Pour le parquet, ce «système organisé» visait à «faire économiser» de l'argent au Rassemblement national en utilisant les 21'000 euros d'enveloppe mensuelle des élus européens, au mépris des règles démocratiques. A l'époque, «le parti est dans une situation financière particulièrement tendue. Tout ce qui peut contribuer à l'allègement des charges va être utilisé de manière systématique», que ce soit «légal ou pas», affirme la procureure Louise Neyton.

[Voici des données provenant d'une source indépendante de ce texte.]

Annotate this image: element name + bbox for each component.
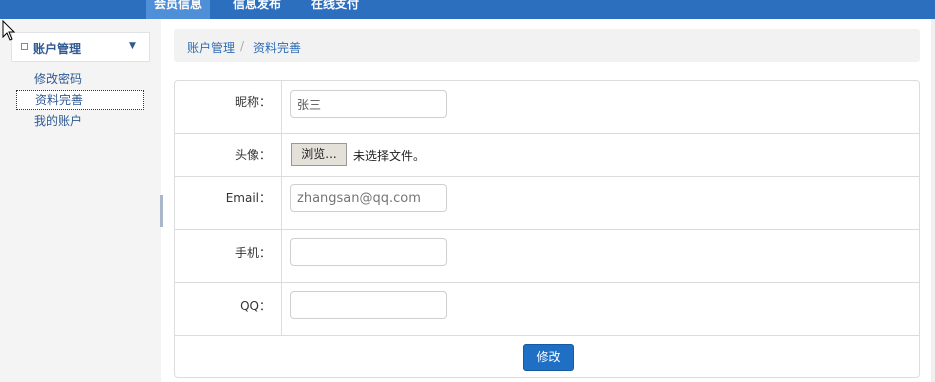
sidebar-section-header[interactable]: 账户管理 ▼ [11,32,150,62]
phone-input[interactable] [290,238,447,266]
file-status-text: 未选择文件。 [353,149,426,163]
breadcrumb: 账户管理 / 资料完善 [174,29,920,62]
scrollbar[interactable] [931,19,935,382]
sidebar-section-title: 账户管理 [33,42,82,56]
form-row-phone: 手机： [175,230,919,283]
sidebar-item-my-account[interactable]: 我的账户 [16,111,144,131]
collapse-box-icon [21,43,28,50]
breadcrumb-item-profile: 资料完善 [253,41,302,55]
nickname-input[interactable] [290,90,447,118]
avatar-label: 头像： [234,148,271,162]
submit-button[interactable]: 修改 [523,344,574,371]
email-input[interactable] [290,184,447,212]
form-row-email: Email： [175,177,919,230]
browse-file-button[interactable]: 浏览... [291,143,347,166]
breadcrumb-separator: / [240,39,245,53]
chevron-down-icon: ▼ [129,41,136,51]
phone-label: 手机： [234,246,271,260]
sidebar-item-change-password[interactable]: 修改密码 [16,69,144,89]
sidebar-item-profile[interactable]: 资料完善 [16,90,144,110]
top-nav-bar: 会员信息 信息发布 在线支付 [0,0,935,19]
sidebar-splitter[interactable] [160,195,163,227]
mouse-cursor-icon [2,20,16,41]
nickname-label: 昵称： [234,95,271,109]
form-row-qq: QQ： [175,283,919,336]
email-label: Email： [225,191,271,205]
form-row-nickname: 昵称： [175,81,919,134]
breadcrumb-item-account[interactable]: 账户管理 [187,39,235,56]
profile-form: 昵称： 头像： 浏览... 未选择文件。 Email： 手机： QQ： 修改 [174,80,920,378]
tab-online-payment[interactable]: 在线支付 [311,0,359,19]
sidebar: 账户管理 ▼ 修改密码 资料完善 我的账户 [0,19,161,382]
qq-label: QQ： [240,299,271,313]
form-row-avatar: 头像： 浏览... 未选择文件。 [175,134,919,177]
tab-member-info[interactable]: 会员信息 [146,0,211,19]
qq-input[interactable] [290,291,447,319]
tab-info-publish[interactable]: 信息发布 [233,0,281,19]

Face à «la fiction alternative» proposée en défense, les procureurs décortiquent, prévenu par prévenu et contrat par contrat, «la nature du travail» effectué par les douze assistants parlementaires, le «lien de subordination» qu'ils entretiennent avec «leur député» européen - neuf dont Marine Le Pen sont jugés au total. Avec un constat général: en justificatif de travail, «il n'y a rien», sauf «la fameuse preuve standard: la revue de presse», affirment-ils. Les contrats de travail? «Artificiels», sans «cohérence».
La défense doit plaider à partir de lundi et la fin du procès est prévue le 27 novembre. Le tribunal ne rendra pas sa décision avant plusieurs mois.
«Une atteinte à la démocratie»
Le président du Rassemblement national (RN) Jordan Bardella a dénoncé comme «une atteinte à la démocratie» les réquisitions du parquet, qui a réclamé mercredi cinq ans de prison dont deux ans ferme aménageables et une peine d'inéligibilité contre Marine Le Pen au procès des assistants parlementaires du FN.
«Le parquet n'est pas dans la justice, il est dans l'acharnement et la vengeance à l'égard de Marine Le Pen. Ses réquisitions scandaleuses visent à priver des millions de Français de leur vote en 2027. C'est une atteinte à la démocratie», a déclaré Jordan Bardella sur X.